Breakthrough Ventures secured backing from venture capital firms, including Mayfield and Collide Capital, as well as from several Stanford alums who are themselves founders. According to Scott, what sets the program apart is that it is intentionally designed “for student founders by student founders.”

While student-focused accelerators are not a new concept, Breakthrough Ventures enters a growing ecosystem of similar initiatives. The University of California, Berkeley, runs Free Ventures, a pre-seed accelerator for student entrepreneurs, while MIT operates the Sandbox Innovation Fund. Stanford itself also hosts or supports several accelerator programs, including StartX, LaunchPad, and Cardinal Ventures.

“Students have enjoyed how we’ve brought together so many others from different American colleges,” Nafi said, comparing the collaborative nature of Breakthrough to Stanford’s Treehacks hackathon.

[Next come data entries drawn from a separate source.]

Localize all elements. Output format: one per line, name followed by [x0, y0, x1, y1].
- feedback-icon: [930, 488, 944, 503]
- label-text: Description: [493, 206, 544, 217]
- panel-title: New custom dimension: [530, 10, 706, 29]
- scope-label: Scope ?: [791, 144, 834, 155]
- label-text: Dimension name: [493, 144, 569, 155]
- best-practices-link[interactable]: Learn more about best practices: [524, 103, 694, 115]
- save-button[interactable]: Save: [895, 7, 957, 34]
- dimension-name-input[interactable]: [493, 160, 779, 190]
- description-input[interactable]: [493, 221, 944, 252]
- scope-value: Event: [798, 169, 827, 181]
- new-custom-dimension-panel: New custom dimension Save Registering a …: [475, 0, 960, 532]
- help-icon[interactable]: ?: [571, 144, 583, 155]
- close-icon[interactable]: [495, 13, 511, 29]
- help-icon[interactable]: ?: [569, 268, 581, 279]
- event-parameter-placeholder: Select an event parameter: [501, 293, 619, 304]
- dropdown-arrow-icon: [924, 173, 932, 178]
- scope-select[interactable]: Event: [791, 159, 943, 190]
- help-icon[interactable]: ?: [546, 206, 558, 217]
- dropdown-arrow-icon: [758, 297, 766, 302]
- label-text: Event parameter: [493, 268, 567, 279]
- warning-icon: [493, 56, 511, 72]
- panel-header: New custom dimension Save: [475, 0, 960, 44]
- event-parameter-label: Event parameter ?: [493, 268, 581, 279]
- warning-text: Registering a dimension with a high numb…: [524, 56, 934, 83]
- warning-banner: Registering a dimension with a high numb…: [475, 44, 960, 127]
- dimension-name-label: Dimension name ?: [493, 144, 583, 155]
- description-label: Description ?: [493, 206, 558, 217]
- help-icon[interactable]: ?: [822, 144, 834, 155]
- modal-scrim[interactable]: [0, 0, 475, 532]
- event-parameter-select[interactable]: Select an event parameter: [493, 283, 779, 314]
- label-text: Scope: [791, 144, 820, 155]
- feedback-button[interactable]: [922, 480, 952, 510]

Scott added that the accelerator’s mission is to address long-standing barriers faced by student entrepreneurs. “Breakthrough’s purpose is to fill in the funding and opportunity gap that exists in many of these ecosystems because students have historically lacked access to capital and the networks required to launch their entrepreneurial pursuits,” he said.

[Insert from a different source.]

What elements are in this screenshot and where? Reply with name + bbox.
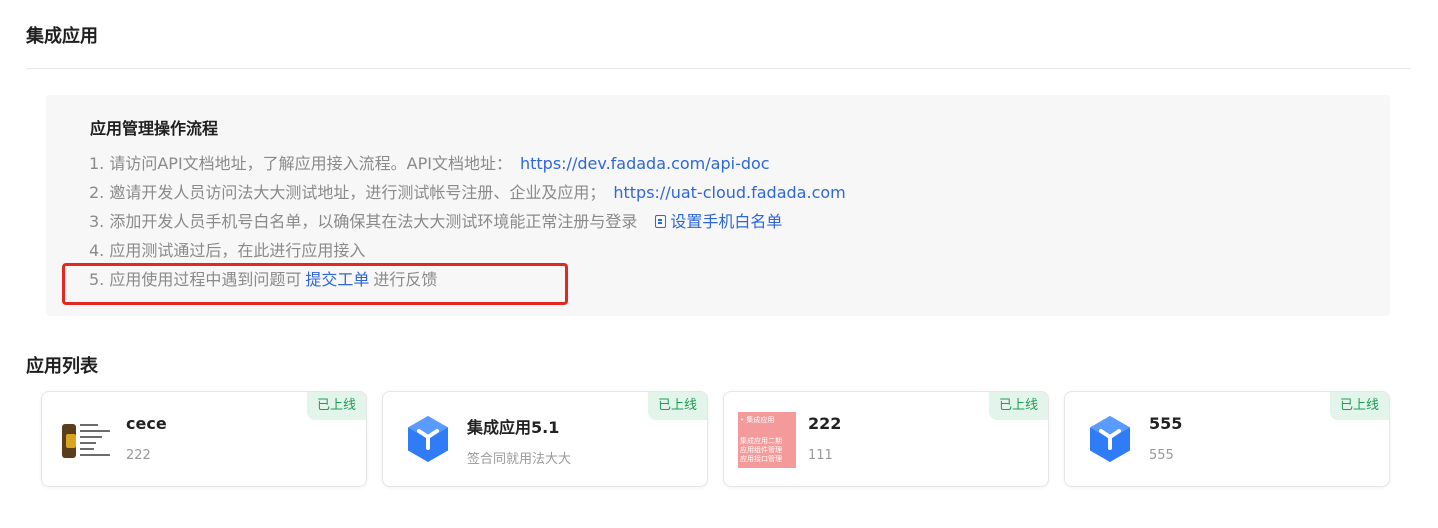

The accelerator will operate under a hybrid model, combining in-person meetups hosted at major venture capital firms with remote programming. The experience will culminate in a Demo Day held at Stanford.

Participants in the program will receive access to grant funding of up to $10,000, cloud and compute credits through partnerships with Microsoft and the Nvidia Inception program, legal support, mentorship, and the opportunity to secure a $50,000 follow-on investment at the conclusion of the accelerator.

“We’ve nailed the student-founder experience to a T,” Nafi said. “That’s why we offer the resources we do and have structured the program in this way. Students really feel like we get them, and that’s because we are students.”

The founders plan to deploy the $2 million fund over three years to incubate at least 100 companies. Nafi said he hopes the initiative will evolve to position Breakthrough as “the hub for Gen Z entrepreneurship and thought leadership,” particularly as many young people face growing uncertainty about their economic future.

Applications for the latest Breakthrough Ventures cohort open today.

“We hope that by supporting young entrepreneurs, we’re able to uplift as many stories as possible to then inspire many more across the world to use the tools and knowledge around them to pursue entrepreneurship — not only to change their communities, but also to gain economic stability for themselves and their families,” Nafi said.

This article was updated to correct the name of one of the investment firms.